Ist eine Inventarnummer dasselbe wie ein Inventaretikett? Sie hängen zusammen, sind aber nicht identisch. Die Inventarnummer ist die Kennung - der Wert selbst. Das Inventaretikett ist das physische Etikett oder der Aufkleber, der diese Nummer auf den Gegenstand bringt. Im Alltag werden die Begriffe Inventarnummer, Asset-Nummer und Asset-ID oft gleichbedeutend verwendet, weshalb Menschen nach allen suchen.

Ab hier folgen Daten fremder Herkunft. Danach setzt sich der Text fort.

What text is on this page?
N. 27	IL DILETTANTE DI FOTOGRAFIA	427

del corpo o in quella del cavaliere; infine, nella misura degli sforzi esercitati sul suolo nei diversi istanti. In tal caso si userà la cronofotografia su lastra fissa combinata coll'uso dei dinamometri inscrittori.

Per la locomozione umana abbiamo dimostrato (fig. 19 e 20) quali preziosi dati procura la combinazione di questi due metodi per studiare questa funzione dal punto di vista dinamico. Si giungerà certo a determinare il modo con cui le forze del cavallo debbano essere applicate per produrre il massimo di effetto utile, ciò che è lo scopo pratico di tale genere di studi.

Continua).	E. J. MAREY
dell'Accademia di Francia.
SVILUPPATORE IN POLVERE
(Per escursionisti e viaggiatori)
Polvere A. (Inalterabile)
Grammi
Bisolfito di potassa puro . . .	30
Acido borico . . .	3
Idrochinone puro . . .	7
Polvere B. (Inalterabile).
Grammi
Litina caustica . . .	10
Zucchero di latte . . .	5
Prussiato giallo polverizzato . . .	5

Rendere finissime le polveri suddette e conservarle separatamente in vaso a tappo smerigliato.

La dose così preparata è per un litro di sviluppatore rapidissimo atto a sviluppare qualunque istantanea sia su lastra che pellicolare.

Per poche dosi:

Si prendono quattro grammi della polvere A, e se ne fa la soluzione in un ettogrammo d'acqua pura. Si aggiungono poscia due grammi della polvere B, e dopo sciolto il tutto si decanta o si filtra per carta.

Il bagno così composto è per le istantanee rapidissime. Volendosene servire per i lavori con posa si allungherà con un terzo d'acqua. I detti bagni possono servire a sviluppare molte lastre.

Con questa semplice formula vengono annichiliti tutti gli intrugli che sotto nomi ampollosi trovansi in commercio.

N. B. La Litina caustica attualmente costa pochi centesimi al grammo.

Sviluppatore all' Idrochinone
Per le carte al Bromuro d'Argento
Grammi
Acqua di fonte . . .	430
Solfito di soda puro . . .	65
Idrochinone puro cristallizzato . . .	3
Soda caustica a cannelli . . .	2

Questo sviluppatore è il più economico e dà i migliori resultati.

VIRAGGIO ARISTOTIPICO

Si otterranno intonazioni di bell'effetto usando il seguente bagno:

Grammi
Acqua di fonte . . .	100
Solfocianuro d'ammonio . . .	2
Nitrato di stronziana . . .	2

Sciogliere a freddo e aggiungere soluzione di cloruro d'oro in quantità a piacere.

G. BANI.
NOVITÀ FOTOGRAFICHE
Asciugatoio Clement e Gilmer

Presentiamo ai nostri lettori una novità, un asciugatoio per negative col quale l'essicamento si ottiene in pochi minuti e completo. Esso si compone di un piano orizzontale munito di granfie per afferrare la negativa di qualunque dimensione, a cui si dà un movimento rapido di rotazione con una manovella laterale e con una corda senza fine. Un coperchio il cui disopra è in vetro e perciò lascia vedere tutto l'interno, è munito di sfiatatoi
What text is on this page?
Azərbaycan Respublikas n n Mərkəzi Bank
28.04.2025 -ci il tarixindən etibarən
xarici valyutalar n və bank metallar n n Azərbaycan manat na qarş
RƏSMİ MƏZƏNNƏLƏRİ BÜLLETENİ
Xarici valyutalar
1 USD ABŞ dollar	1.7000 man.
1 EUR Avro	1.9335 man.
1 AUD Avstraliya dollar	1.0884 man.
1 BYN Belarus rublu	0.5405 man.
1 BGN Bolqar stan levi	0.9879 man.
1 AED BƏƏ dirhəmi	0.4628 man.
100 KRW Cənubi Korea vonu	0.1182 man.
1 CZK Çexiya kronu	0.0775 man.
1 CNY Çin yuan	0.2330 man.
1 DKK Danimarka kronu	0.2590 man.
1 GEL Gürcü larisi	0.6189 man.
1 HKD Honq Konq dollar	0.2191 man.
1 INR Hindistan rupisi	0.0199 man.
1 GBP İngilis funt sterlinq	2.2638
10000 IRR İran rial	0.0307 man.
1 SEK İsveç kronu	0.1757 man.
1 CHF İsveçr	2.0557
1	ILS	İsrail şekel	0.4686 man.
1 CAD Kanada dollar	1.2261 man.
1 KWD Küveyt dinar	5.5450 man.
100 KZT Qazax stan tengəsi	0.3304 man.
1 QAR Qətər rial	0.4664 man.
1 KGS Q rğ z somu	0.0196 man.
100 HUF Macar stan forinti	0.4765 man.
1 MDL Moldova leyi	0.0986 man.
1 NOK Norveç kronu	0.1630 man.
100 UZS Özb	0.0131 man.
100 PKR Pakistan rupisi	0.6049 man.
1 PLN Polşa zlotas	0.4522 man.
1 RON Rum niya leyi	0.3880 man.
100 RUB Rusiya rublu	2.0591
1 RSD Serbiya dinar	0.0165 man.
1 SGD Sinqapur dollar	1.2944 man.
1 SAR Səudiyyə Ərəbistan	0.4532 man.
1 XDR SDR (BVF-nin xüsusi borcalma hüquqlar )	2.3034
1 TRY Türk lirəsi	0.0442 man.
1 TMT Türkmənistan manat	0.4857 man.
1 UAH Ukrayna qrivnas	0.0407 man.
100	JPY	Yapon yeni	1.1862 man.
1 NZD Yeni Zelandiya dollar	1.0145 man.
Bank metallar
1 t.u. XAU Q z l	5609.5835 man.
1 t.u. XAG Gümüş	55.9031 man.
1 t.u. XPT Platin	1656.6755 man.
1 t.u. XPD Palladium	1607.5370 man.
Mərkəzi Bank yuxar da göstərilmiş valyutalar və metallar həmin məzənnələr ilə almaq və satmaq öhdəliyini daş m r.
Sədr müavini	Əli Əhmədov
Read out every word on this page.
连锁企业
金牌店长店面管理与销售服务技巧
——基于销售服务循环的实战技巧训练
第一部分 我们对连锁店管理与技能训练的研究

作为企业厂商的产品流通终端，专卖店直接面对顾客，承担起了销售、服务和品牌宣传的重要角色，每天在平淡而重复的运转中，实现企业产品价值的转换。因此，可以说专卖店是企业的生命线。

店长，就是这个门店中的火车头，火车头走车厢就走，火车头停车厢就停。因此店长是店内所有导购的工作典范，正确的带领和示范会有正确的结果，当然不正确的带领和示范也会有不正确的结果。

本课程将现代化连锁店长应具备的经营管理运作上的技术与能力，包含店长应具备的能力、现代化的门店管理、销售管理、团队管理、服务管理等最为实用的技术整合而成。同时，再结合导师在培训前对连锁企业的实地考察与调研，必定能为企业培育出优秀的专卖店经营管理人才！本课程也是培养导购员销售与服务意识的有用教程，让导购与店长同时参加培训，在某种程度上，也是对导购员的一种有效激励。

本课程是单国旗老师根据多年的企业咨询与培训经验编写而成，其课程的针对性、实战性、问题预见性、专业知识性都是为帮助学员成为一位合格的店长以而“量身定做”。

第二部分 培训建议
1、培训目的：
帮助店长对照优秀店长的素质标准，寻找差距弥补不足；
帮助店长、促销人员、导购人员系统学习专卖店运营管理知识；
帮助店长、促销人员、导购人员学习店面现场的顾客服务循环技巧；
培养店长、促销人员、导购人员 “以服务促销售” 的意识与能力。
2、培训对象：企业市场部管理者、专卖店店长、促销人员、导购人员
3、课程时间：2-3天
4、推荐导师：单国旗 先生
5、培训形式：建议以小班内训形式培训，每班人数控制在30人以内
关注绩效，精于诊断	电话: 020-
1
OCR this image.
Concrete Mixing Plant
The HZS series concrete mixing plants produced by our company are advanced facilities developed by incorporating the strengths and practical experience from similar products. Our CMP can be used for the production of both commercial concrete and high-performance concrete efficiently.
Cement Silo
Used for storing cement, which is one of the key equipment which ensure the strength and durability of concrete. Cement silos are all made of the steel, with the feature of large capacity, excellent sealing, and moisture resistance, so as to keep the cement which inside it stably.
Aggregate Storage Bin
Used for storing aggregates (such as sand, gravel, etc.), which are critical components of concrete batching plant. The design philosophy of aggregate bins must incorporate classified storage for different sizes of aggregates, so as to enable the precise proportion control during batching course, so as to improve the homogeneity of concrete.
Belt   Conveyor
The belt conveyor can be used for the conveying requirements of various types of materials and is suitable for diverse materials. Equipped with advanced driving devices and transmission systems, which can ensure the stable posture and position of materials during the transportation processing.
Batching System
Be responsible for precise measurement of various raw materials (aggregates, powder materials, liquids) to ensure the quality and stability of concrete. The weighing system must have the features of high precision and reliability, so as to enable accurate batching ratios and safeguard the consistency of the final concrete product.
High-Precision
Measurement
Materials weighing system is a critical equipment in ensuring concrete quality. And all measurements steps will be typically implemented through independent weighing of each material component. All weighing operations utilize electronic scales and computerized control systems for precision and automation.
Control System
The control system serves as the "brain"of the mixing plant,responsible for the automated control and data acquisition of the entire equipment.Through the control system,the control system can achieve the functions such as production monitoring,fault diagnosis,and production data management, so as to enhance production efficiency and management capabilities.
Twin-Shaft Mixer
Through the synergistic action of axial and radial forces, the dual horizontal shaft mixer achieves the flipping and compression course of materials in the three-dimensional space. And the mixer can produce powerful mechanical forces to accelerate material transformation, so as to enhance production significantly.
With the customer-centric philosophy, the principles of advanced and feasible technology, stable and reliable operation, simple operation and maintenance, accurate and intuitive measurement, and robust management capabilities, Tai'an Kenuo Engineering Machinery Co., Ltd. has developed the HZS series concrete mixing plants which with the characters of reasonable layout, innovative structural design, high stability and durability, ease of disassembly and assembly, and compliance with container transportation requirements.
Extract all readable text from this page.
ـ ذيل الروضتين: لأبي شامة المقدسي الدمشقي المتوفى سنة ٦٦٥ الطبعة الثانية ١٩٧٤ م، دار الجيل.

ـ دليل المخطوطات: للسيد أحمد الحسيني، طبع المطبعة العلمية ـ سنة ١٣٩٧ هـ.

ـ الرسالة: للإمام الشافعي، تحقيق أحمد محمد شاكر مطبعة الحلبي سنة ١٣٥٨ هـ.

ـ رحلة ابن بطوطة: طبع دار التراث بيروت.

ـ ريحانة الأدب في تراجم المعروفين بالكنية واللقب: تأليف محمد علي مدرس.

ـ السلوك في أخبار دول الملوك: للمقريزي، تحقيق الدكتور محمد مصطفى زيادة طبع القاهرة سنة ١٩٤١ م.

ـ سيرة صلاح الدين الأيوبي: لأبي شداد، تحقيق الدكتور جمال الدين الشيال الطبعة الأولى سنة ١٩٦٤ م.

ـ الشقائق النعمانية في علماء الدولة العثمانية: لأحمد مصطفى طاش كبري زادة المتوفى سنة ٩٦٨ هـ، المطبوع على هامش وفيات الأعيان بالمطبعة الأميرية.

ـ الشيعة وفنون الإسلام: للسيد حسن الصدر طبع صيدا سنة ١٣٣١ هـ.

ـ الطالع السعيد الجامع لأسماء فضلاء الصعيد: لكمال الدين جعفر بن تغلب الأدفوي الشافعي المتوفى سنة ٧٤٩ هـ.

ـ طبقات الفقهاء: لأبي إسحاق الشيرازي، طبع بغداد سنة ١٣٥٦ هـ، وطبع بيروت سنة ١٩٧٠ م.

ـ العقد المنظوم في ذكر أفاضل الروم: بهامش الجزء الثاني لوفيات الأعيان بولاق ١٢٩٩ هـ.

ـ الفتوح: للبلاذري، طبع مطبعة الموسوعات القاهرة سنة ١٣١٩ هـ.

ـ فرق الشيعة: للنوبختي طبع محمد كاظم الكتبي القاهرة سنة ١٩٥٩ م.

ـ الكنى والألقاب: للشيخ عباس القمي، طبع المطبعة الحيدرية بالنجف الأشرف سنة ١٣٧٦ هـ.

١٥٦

Sollten Inventarnummern fortlaufend sein oder eine codierte Bedeutung tragen? Fortlaufend, mit höchstens einem leichten Kategorie-Präfix, ist die sichere Vorgabe. Intelligente Schemata, die Standort, Gebäude oder Abteilung in die Ziffern codieren, sind auf einen Blick lesbar, veralten aber, sobald ein Asset umzieht. Veränderliche Fakten gehören in den Asset-Datensatz; die Nummer sollte nur „genau dieser Gegenstand” bedeuten - dann muss nie umnummeriert werden.